Option 2: allowDiskUse for analytical queries. If the query is for analytics and latency is less critical, you can allow MongoDB to spill the sort to disk:
// SLOW but survivable: allowDiskUse for large sorts
FindIterable<Document> results = activities.find(
Filters.in("sensorId", sensors)
)
.sort(Sorts.descending("timestamp"))
.limit(50)
.allowDiskUse(true); // Spill to /tmp if sort exceeds 100MB
This prevents the error code 292 failure but replaces in-memory sort with disk sort. Disk sort is 10-50x slower than in-memory sort. Use this only as a safety net for queries you cannot index.
The Proof
| Metric | In-memory sort | Index-supported sort | allowDiskUse |
|---|---|---|---|
| 100 sensors | 45ms | 4ms | N/A (fits in memory) |
| 1,000 sensors | 420ms | 8ms | 890ms |
| 5,000 sensors | FAIL (292) | 12ms | 2,400ms |
| Memory usage | Up to 100MB | 0 (index order) | Limited |
| SORT stage | Yes | No | Yes (disk) |
The Trade-off
The {timestamp: -1, sensorId: 1} index is large.
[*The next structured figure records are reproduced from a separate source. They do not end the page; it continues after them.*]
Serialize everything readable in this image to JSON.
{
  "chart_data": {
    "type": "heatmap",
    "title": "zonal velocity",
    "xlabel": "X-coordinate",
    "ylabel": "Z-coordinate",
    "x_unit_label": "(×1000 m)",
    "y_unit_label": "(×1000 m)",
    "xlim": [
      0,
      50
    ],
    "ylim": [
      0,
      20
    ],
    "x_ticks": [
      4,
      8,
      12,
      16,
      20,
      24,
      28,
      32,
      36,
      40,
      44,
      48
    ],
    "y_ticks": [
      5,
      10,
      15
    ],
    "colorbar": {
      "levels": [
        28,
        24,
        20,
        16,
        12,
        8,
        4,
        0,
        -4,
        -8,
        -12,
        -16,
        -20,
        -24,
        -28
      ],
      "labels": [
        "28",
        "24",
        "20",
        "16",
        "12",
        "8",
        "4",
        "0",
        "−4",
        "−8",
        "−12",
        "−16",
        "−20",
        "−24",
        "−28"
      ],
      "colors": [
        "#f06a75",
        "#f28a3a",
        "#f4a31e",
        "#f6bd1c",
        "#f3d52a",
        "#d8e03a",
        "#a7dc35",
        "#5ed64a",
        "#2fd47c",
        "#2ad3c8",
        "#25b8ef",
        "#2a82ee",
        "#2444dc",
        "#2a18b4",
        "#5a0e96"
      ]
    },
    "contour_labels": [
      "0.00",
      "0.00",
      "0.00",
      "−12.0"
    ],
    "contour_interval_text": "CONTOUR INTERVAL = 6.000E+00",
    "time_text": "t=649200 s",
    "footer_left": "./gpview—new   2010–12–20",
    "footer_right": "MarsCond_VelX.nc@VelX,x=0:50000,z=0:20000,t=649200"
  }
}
On a collection with 280 million activity documents, it consumes approximately 8.4 GB. Every insert pays the index maintenance cost. For a write-heavy activity collection receiving 5,000 inserts per second, this adds measurable write latency. Chapter 10 covers how to design compound indexes that serve multiple query patterns with a single index, reducing the total index count and write amplification.
allowDiskUse is not free either. Disk-based sorts use temporary files in the configured dbPath. On cloud instances with limited IOPS (Chapter 23), this can saturate the storage throughput and degrade all operations, not just the slow query.